現在、「こどもの日」と定めている五月五日も、以前は男の子の端午の節句として、江戸時代に五節句の中の一つに定められた。ところが、そのまた前は、この日は女性のための日だったのだ。

 

古代中国の晋の国の「拘朴子」という書物は、「子供たちは菖蒲(しょうぶ) 湯で体を洗い、新しく作った赤や青の着物をつけ、婦女子は菖蒲の根っ子でかんざしを作り、その先に寿や福の字を書いて頭に挿す。これが端午の装いである」と記している。古代朝鮮ではこの日を端午節と呼び、「国王がソウルの官吏たちに、竹の骨に紙を張り、鳥の絵を描き、五色の布とヨモギを絡ませて作った宮扇を下賜した」と当時の歳時記は書いている。

 

また、六世紀ごろの中国の書「荊楚歳時記」には、「五月五日は浴蘭節と言って、ヨモギで人形を作り、軒に掛けたり菖蒲酒を飲む」とある。 日本でもこの日に、菖蒲湯に入ったり、ヨモギを軒につるしたりする風習は関西地方や中国地方に多く残っている。 古代中国の蘭湯の風習をまねた菖蒲湯は、室町時代初期に始まったが、江戸時代には一 般庶民にまで広まった。大阪方面では、近世まで菖蒲やヨモギを束にして母屋や蔵の入り口のひさしに挿し、「女の屋根」と呼び、その下を「女の家」といった。近松門左衛門の「女殺油地獄」にも「五月五日の一夜さを女の家といふぞかし」とあり、この風習が近世の大阪に存在し ていたと分かる。

 

五日の女の日には、この女の家に集まった女性たちがにぎやかに飲食をして一夜を過ごしたのであろう。旧暦五月は田植え時でもあり、田植え前の物忌みと休息の日でもあったに違いない。地方によっては、この日は亭主のしりをたたいても許されるという不可思議な風習が残っている。 これならセクハラで告訴され る恐れもあるまい。

 

道教の影響を受け、古代中国や古代の朝鮮での疫病よけや長寿祈願などの行事が、飛鳥時代のころ日本に伝わり、 古来日本にあった習俗と混じり合って、徐々に端午の節句 の体裁が整っていった。

 

端午の節句が近付くと、五月晴れの大空に大きなこいのぼりや五色の吹き流しが泳ぐ風景が見られる。
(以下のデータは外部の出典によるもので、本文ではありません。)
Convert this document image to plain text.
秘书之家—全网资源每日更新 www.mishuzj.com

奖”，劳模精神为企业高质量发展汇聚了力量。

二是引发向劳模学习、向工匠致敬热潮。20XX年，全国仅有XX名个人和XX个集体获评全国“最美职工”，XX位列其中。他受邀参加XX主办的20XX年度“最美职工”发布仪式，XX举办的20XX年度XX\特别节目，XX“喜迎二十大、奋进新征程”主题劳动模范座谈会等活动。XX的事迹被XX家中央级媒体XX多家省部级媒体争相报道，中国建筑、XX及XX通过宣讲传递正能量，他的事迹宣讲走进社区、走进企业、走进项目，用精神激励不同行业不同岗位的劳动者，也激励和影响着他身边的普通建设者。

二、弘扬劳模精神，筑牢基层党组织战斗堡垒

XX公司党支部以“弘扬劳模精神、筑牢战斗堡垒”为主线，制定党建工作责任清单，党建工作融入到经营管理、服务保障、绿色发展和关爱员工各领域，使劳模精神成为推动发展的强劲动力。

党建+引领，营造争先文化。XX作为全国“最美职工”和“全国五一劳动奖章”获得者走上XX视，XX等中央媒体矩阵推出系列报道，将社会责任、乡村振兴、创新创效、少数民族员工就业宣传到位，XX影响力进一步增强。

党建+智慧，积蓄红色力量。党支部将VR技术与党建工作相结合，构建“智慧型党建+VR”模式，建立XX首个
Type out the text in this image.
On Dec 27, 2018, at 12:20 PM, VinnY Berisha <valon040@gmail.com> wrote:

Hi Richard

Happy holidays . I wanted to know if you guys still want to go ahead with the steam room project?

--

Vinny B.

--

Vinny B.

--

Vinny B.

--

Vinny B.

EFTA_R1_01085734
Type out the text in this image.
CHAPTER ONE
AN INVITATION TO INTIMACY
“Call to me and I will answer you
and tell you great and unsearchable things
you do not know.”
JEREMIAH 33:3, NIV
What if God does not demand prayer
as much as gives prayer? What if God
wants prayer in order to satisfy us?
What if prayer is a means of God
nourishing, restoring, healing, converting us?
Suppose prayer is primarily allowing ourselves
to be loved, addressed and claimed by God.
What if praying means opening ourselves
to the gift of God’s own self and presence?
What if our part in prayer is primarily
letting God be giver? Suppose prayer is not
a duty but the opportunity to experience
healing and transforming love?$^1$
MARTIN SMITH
こいのぼりや吹き流しにも起源や言い伝えが残っている。

 

その一つは中国の楚の国の詩人、屈原の故事。ある年の五月五日、無実の罪に問われた屈原が、泪羅(べきら) 江に身を投じ、竜に食われて死んでしまったのをあわれみ、 紙のコイを作って祭ったことに始まるという。

 

また、中国黄河の上流にある竜門という難関を上り切ったコイは竜となって天に昇ることができるとの言い伝えもある。これにちなみ、子供の立身出世を願う親心がこいのぼりを飾らせたのだ。ちなみに 京都・嵐山の天竜寺境内にある滝を登竜門という。

 

本来は女の節句だったのが、日本独特の男の節句になったのは、武士が天下を取る近世以降のこと。菖蒲の読みが「尚武」に通じるところから、女の節句が男の節句に変わり、戦の時に立てる旗印がいつしか陰陽五行説の五色に染めた吹き流しに置き換わった。

 

五月五日に朝廷内で催されていた競(くら)べ馬の節会も、今ならきっとゴールデンウイークの一大イベントになることだろう。